US 12,380,071 B2
Tracking data lineage and applying data removal to enforce data removal policies
Arpan Jugalkishor Asawa, San Francisco, CA (US); Brian Douglas Remick, Morgan Hill, CA (US); Marcus Vinicius Silva Gois, Bothell, WA (US); Ritesh Kumar Sinha, Fremont, CA (US); Sidi Lin, San Jose, CA (US); Sejal Kiran Shinde, Santa Clara, CA (US); Ryan Lee Jobse, Hillsboro, VA (US); Rong Guo, Sunnyvale, CA (US); Sharanya Chinnusamy, Fremont, CA (US); Marc Andrew Power, San Jose, CA (US); and Marcus Jon Jager, Boulder Creek, CA (US)
Assigned to Microsoft Technology Licensing, LLC, Redmond, WA (US)
Filed by Microsoft Technology Licensing, LLC, Redmond, WA (US)
Filed on Jun. 23, 2021, as Appl. No. 17/355,873.
Prior Publication US 2022/0414070 A1, Dec. 29, 2022
Int. Cl. G06F 16/215 (2019.01); G06F 16/21 (2019.01); G06F 16/901 (2019.01)
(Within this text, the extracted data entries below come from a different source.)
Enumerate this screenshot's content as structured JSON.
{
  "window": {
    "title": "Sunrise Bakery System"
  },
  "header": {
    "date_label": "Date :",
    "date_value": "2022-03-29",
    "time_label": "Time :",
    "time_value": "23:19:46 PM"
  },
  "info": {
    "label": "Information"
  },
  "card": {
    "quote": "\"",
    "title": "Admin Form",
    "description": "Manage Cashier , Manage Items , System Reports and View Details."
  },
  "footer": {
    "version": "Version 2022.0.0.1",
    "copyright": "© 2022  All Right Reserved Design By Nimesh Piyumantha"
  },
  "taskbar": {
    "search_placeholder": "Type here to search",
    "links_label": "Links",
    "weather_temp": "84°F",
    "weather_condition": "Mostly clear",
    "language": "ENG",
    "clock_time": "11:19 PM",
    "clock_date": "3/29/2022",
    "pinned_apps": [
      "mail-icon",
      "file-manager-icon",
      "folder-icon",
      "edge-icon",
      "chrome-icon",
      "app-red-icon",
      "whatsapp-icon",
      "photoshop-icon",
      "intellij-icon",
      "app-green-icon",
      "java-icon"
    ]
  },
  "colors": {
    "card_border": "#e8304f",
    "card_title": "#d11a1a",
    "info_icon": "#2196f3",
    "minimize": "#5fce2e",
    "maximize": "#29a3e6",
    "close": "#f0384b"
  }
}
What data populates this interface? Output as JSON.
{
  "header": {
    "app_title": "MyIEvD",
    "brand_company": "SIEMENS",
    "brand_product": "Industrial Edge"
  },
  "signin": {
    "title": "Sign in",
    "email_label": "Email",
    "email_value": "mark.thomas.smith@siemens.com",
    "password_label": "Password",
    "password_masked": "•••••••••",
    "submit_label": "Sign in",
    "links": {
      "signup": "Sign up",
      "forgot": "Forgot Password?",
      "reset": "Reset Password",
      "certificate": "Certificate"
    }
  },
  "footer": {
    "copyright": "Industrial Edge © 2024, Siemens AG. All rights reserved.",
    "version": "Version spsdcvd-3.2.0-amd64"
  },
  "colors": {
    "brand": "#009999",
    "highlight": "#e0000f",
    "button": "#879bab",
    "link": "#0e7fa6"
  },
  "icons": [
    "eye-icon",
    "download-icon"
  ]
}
CPC G06F 16/215 (2019.01) [G06F 16/219 (2019.01); G06F 16/9024 (2019.01)] 20 Claims
OG exemplary drawing
 
1. A data removal computer system, comprising:
at least one processor; and
memory storing instructions executable by the at least one processor, wherein the instructions, when executed, cause the data removal computer system to:
identify an extraction time at which a portion of user data is extracted from a computing system;
identify a path to a storage location in a source data store where the portion of user data, extracted from the computing system, is stored;
generate, in a graph, a node that represents the portion of user data stored in the storage location in the source data store, wherein the node stores a path identifier that identities the path to the storage location that stores the portion of user data, and an original extraction date (OED) value identifying an earliest source data timestamp corresponding to the node, the earliest source data timestamp comprising an earliest extraction time that indicates when user data that was used to derive the node was extracted from a corresponding substrate;
intermittently traverse the graph;
comparing the earliest extraction time corresponding to each node in the graph to an expiration time;
identify the node as an expired node in the graph based on the comparing and a determination that the earliest extraction time, identified by the OED value, is older than the expiration time; and
based on the identification of the node as an expired node,
obtain the path identifier from the expired node,
access the storage location in the source data store using the path identifier obtained from the expired node,
delete the portion of user data stored at the storage location in the source data store,
delete the expired node from the graph to obtain a modified graph, and
store the modified graph in persistent memory.